But some things could not be done simply by throwing money at them, and this turned out to be particularly true of the military aspect of our assignments. Like it or not, a decent system for the distant detection and identification of incoming spacecraft-something most real planets take for granted-was sadly lacking on Zenobia. And, to my employer’s chagrin, neither the Legion commanders nor the Zenobian military seemed to think a single Legion company really needed one.
This was to have consequences.
“The major wants me?” Lieutenant Snipe looked up from the bed where he’d been hiding for several hours, covers over his head, until Major Botchup had sent a legionnaire to find out where his aide-de-camp had disappeared to.
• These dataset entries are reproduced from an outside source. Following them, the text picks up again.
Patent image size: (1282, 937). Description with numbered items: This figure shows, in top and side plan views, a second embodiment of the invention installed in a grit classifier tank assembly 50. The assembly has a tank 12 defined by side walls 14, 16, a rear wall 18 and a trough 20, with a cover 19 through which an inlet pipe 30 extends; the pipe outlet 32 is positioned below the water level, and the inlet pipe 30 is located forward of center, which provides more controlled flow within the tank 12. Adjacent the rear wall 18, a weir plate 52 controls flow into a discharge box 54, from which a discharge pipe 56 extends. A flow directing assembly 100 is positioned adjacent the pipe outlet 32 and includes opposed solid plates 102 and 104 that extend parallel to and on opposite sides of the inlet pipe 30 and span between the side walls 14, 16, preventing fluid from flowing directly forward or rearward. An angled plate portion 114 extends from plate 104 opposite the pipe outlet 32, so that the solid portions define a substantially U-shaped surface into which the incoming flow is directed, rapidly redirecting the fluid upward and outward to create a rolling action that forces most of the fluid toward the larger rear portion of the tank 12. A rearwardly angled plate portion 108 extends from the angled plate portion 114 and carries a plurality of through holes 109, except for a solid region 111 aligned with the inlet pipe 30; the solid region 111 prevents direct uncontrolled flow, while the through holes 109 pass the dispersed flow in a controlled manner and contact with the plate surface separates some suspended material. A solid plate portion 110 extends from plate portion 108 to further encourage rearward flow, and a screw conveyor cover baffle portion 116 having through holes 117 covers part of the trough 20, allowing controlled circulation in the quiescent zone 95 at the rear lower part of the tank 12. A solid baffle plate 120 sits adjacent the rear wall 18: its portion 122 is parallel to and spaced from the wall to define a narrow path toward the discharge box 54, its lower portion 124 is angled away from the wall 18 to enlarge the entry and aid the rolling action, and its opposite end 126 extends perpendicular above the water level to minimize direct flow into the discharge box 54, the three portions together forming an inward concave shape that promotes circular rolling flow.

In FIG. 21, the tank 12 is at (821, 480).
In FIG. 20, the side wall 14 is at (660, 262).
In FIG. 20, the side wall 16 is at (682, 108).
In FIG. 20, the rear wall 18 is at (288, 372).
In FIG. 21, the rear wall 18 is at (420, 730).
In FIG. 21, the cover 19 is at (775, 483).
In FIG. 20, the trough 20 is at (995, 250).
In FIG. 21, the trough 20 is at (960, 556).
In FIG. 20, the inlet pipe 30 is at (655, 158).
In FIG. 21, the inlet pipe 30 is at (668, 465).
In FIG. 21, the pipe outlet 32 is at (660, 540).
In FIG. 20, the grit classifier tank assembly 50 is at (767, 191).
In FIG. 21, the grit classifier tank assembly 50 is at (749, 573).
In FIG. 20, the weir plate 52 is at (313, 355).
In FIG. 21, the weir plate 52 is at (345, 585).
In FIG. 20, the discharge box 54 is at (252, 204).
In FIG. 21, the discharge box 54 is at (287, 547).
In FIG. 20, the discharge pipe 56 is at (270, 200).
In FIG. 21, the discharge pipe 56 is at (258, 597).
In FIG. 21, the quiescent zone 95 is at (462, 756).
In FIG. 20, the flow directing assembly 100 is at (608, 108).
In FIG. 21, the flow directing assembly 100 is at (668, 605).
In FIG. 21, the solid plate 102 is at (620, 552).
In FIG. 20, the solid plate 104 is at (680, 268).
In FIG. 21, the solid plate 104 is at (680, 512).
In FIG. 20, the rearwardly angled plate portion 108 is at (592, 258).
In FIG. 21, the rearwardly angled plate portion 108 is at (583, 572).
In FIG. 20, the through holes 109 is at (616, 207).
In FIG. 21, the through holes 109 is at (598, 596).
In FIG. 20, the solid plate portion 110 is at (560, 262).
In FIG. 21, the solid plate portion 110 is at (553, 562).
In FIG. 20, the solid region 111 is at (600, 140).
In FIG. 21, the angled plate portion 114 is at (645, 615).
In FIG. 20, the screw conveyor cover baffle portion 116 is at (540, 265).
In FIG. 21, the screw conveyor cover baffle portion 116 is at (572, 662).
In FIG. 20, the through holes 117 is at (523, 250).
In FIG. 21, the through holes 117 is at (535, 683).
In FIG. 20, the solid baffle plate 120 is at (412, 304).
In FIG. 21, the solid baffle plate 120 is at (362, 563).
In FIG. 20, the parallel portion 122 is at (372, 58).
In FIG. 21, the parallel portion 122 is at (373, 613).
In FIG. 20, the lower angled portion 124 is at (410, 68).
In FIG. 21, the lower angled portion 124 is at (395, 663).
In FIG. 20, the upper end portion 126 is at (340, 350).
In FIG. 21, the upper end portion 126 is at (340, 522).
It was probably mere chance that the major hadn’t sent one of the legionnaires who’d remade their faces “in the image of the King,” as his followers called it. But it was definitely the right choice. If Snipe had looked up and seen that face again…
“Yes, sir,” said the legionnaire, Koko, one of the crop of recruits who’d joined the company on Lorelei, a gawky but very polite farm boy from an agrarian community on the planet Roosha. “He says it’s very important.”
“Everything the major wants is important to him,” said Snipe. The lieutenant’s attitude toward his commanding officer was somewhat less adulatory than it had been at the beginning of the day. “Let me just wash up and straighten my uniform, and I’ll be right there.”
Despite his sour mood, Snipe took less than five minutes to freshen up, and shortly thereafter he followed Koko into Major Botchup’s office and saluted. “Lieutenant Snipe reporting, sir!”